The Chinese Academy of Sciences "LAMOST Laser Beacon System" passed the acceptance
August 24 10:17:03, 2025
The "LAMOST Laser Beacon System" project, part of the Chinese Academy of Sciences' major science and technology infrastructure initiatives, successfully passed expert acceptance on September 25th to 27th at the National Astronomical Observatory in Hebei Province. This milestone marks a significant step forward in China's efforts to develop advanced astronomical technologies. The project was carried out by a collaborative team led by Li Guoping from the Nanjing Astronomical Optical Technology Research Institute and Lin Wenxiong from the Fujian Institute of Physical Structure.

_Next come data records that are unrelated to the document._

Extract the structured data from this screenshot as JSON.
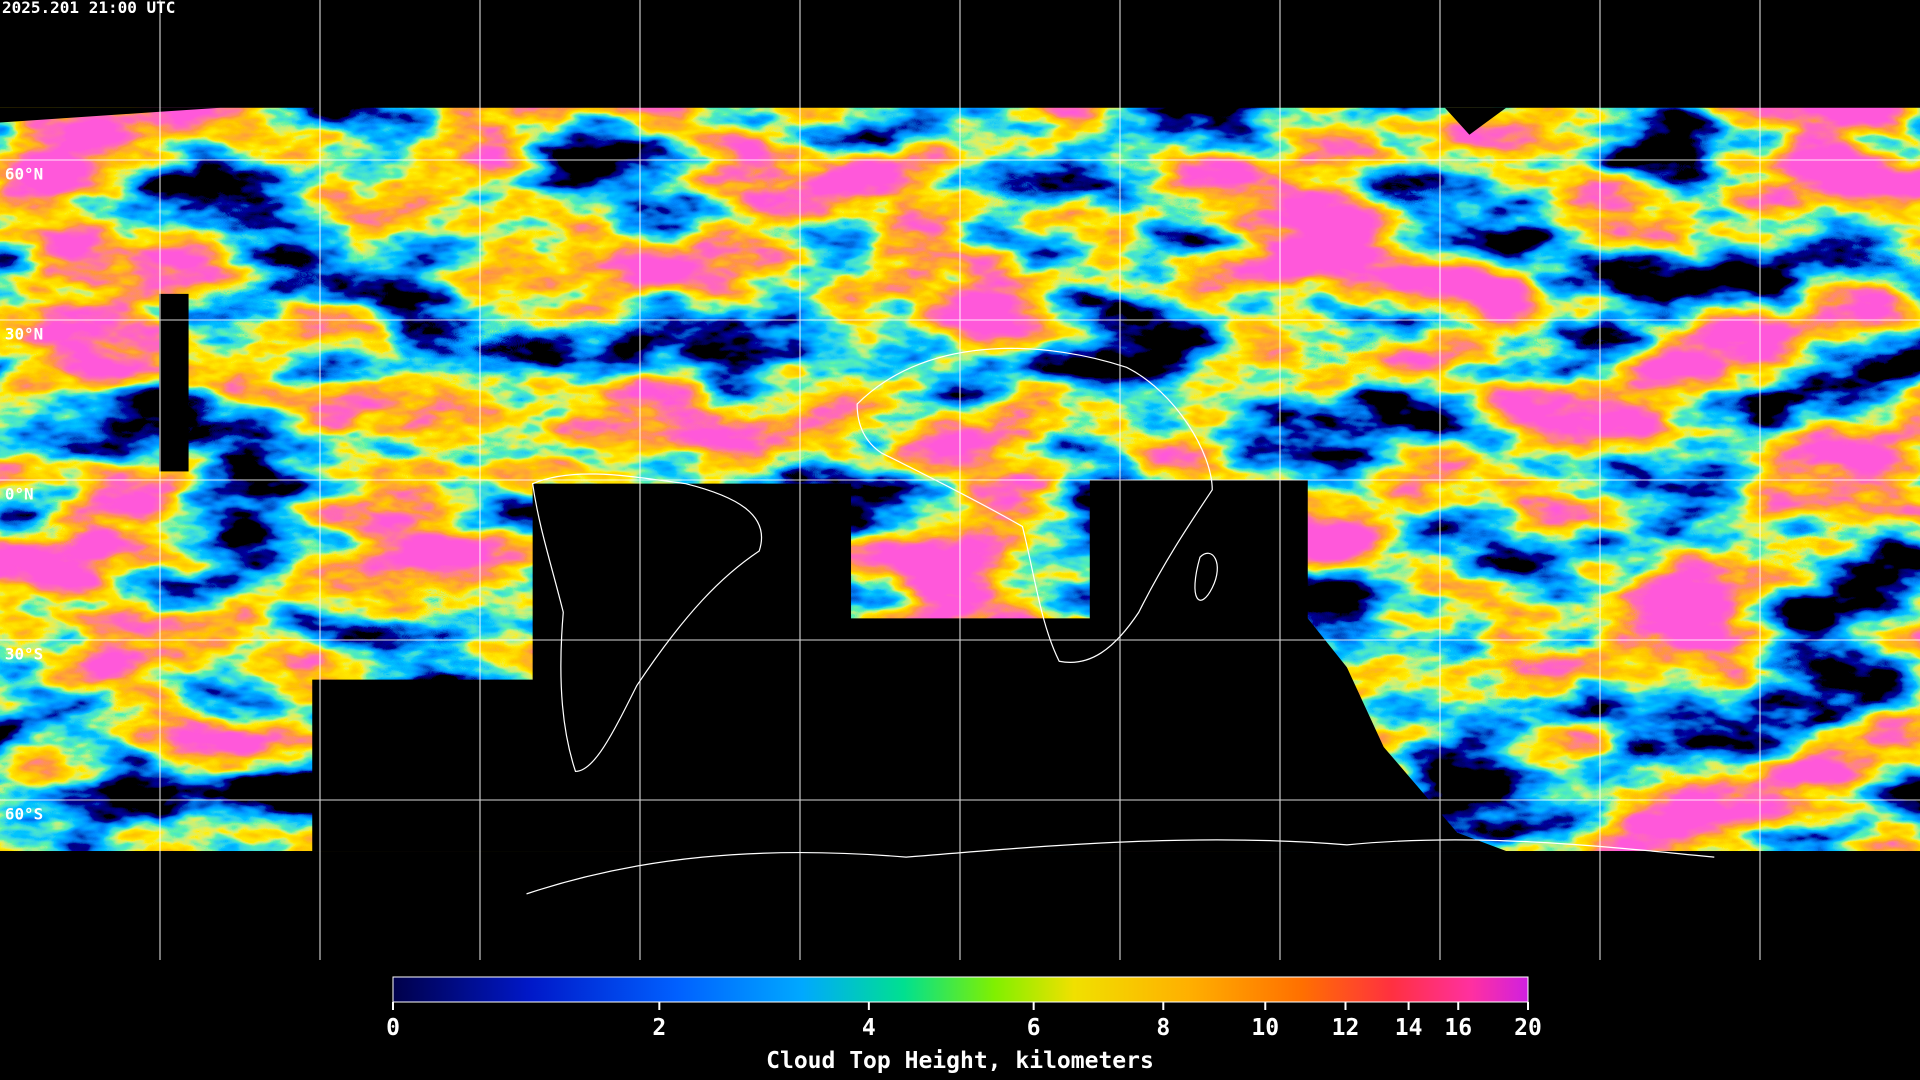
{
  "timestamp": "2025.201 21:00 UTC",
  "lat_labels": [
    "60°N",
    "30°N",
    "0°N",
    "30°S",
    "60°S"
  ],
  "colorbar": {
    "title": "Cloud Top Height, kilometers",
    "range": [
      0,
      20
    ],
    "ticks": [
      0,
      2,
      4,
      6,
      8,
      10,
      12,
      14,
      16,
      20
    ]
  }
}
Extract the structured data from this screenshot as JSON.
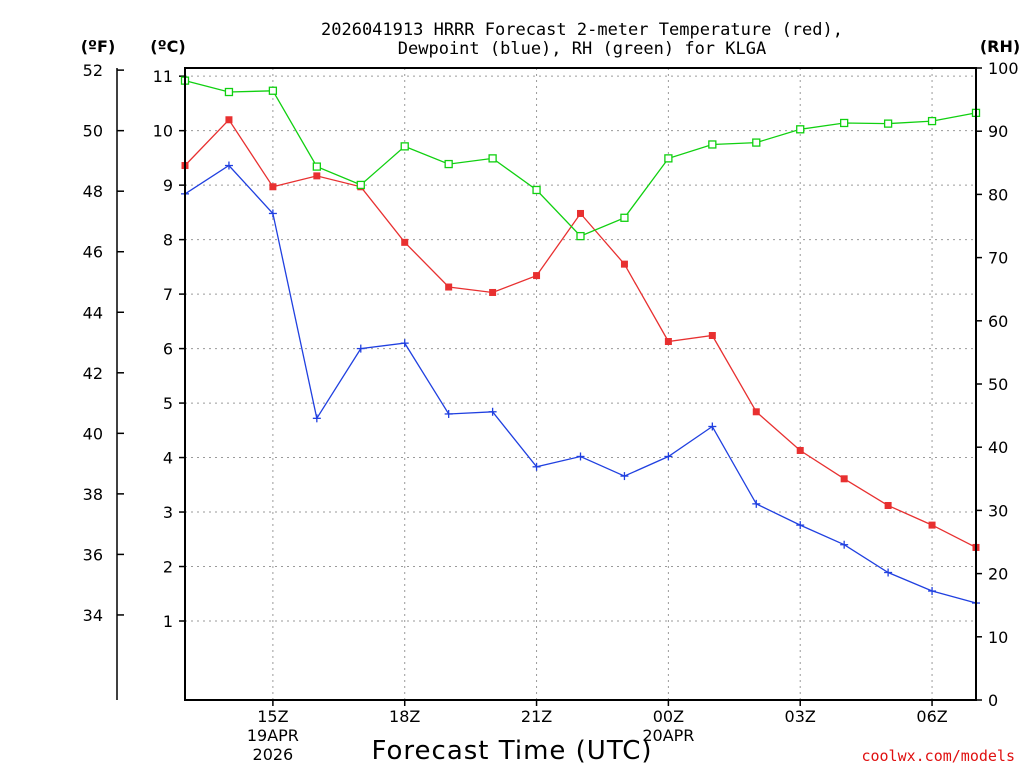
{
  "chart_data": {
    "type": "line",
    "title_line1": "2026041913 HRRR Forecast 2-meter Temperature (red),",
    "title_line2": "Dewpoint (blue), RH (green) for KLGA",
    "xlabel": "Forecast Time (UTC)",
    "credit": "coolwx.com/models",
    "units": {
      "fahrenheit": "(ºF)",
      "celsius": "(ºC)",
      "rh": "(RH)"
    },
    "x_hours": [
      13,
      14,
      15,
      16,
      17,
      18,
      19,
      20,
      21,
      22,
      23,
      24,
      25,
      26,
      27,
      28,
      29,
      30,
      31
    ],
    "x_ticks": [
      {
        "hour": 15,
        "label": "15Z",
        "date": "19APR",
        "year": "2026"
      },
      {
        "hour": 18,
        "label": "18Z"
      },
      {
        "hour": 21,
        "label": "21Z"
      },
      {
        "hour": 24,
        "label": "00Z",
        "date": "20APR"
      },
      {
        "hour": 27,
        "label": "03Z"
      },
      {
        "hour": 30,
        "label": "06Z"
      }
    ],
    "celsius_axis": {
      "ylim": [
        -0.45,
        11.15
      ],
      "ticks": [
        1,
        2,
        3,
        4,
        5,
        6,
        7,
        8,
        9,
        10,
        11
      ]
    },
    "fahrenheit_axis": {
      "ticks": [
        34,
        36,
        38,
        40,
        42,
        44,
        46,
        48,
        50,
        52
      ]
    },
    "rh_axis": {
      "ylim": [
        0,
        100
      ],
      "ticks": [
        0,
        10,
        20,
        30,
        40,
        50,
        60,
        70,
        80,
        90,
        100
      ]
    },
    "series": [
      {
        "name": "Temperature",
        "unit": "C",
        "color": "#e83030",
        "marker": "square-filled",
        "values": [
          9.36,
          10.2,
          8.97,
          9.17,
          8.97,
          7.95,
          7.13,
          7.03,
          7.34,
          8.48,
          7.55,
          6.13,
          6.24,
          4.84,
          4.13,
          3.61,
          3.12,
          2.76,
          2.35
        ]
      },
      {
        "name": "Dewpoint",
        "unit": "C",
        "color": "#2040e0",
        "marker": "plus",
        "values": [
          8.84,
          9.36,
          8.48,
          4.72,
          6.0,
          6.1,
          4.8,
          4.84,
          3.83,
          4.02,
          3.66,
          4.02,
          4.57,
          3.15,
          2.76,
          2.4,
          1.89,
          1.55,
          1.33
        ]
      },
      {
        "name": "RH",
        "unit": "%",
        "color": "#10d010",
        "marker": "square-open",
        "values": [
          98,
          96.2,
          96.4,
          84.4,
          81.5,
          87.6,
          84.8,
          85.7,
          80.7,
          73.4,
          76.3,
          85.7,
          87.9,
          88.2,
          90.3,
          91.3,
          91.2,
          91.6,
          92.9
        ]
      }
    ]
  }
}
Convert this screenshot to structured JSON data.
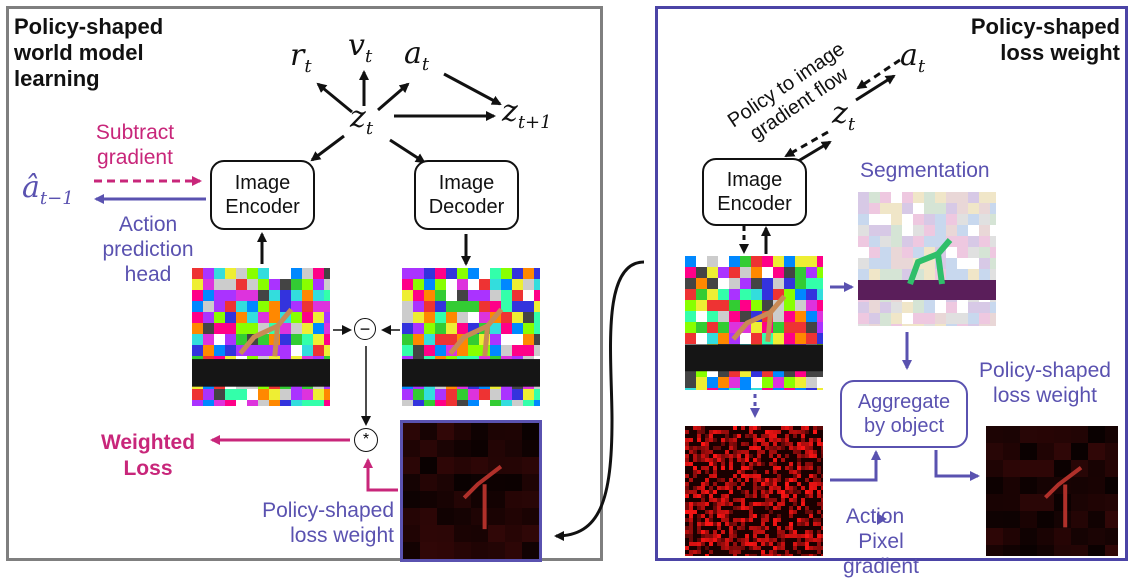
{
  "colors": {
    "left_border": "#7f7f7f",
    "right_border": "#4b44a6",
    "purple": "#5a52b0",
    "magenta": "#c8267a",
    "black": "#111111"
  },
  "left_panel": {
    "title_line1": "Policy-shaped",
    "title_line2": "world model",
    "title_line3": "learning",
    "latent_symbols": {
      "r": "r",
      "r_sub": "t",
      "v": "v",
      "v_sub": "t",
      "a": "a",
      "a_sub": "t",
      "z": "z",
      "z_sub": "t",
      "z_next": "z",
      "z_next_sub": "t+1"
    },
    "subtract_gradient_line1": "Subtract",
    "subtract_gradient_line2": "gradient",
    "a_hat": "â",
    "a_hat_sub": "t−1",
    "action_head_line1": "Action",
    "action_head_line2": "prediction",
    "action_head_line3": "head",
    "encoder_line1": "Image",
    "encoder_line2": "Encoder",
    "decoder_line1": "Image",
    "decoder_line2": "Decoder",
    "minus_symbol": "−",
    "star_symbol": "*",
    "weighted_loss_line1": "Weighted",
    "weighted_loss_line2": "Loss",
    "loss_weight_line1": "Policy-shaped",
    "loss_weight_line2": "loss weight"
  },
  "right_panel": {
    "title_line1": "Policy-shaped",
    "title_line2": "loss weight",
    "a_symbol": "a",
    "a_sub": "t",
    "z_symbol": "z",
    "z_sub": "t",
    "gradient_flow_line1": "Policy to image",
    "gradient_flow_line2": "gradient flow",
    "encoder_line1": "Image",
    "encoder_line2": "Encoder",
    "segmentation": "Segmentation",
    "aggregate_line1": "Aggregate",
    "aggregate_line2": "by object",
    "loss_weight_line1": "Policy-shaped",
    "loss_weight_line2": "loss weight",
    "action_pixel_a": "Action",
    "action_pixel_b": "Pixel",
    "action_pixel_line2": "gradient"
  }
}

A key component of the system is the green laser developed by Lin Wenxiong, which creates an artificial "star" approximately 7 kilometers above the telescope, near the center of the LAMOST telescope. This laser beacon samples Rayleigh scattered light from atmospheric molecules, allowing the telescope to measure and correct wavefront distortions caused by atmospheric turbulence. The data collected is then sent to actuators, enabling active optical correction for improved image quality.
During the development process, the team faced challenges related to optical distortion in ultra-long laser cavities. To overcome this, they innovatively applied timing control and 4f image transfer technology, breaking through the limitations of standard industrial lasers. As a result, they developed a laser with a pulse width of 65 nanoseconds—significantly longer than the typical 20 nanoseconds found in commercial systems.
To ensure the laser could operate effectively across a wide temperature range (-30°C to +40°C), the team used materials with low thermal expansion coefficients for the laser baseplate. Combined with optimized optical design, this helped maintain a stable cavity state. Additionally, they developed an independent adaptive optical mount that compensates for environmental stress through self-deformation, ensuring consistent performance under varying conditions. These advancements have been patented, with three applications submitted, including two patents and one published paper.
The final laser performance exceeded contractual specifications: it delivered 33 W of power, with a stability of 0.7%, a repetition rate of 12 kHz, a pulse width of 65 ns, and a beam quality of M² = 1.3. During the acceptance meeting, the expert panel praised the laser’s stable performance. The artificial star generated by the system significantly reduced the time needed for active optics correction, enhancing the sky coverage efficiency of LAMOST. This achievement represents a critical technological advancement for atmospheric correction in China, paving the way for future developments in adaptive optics.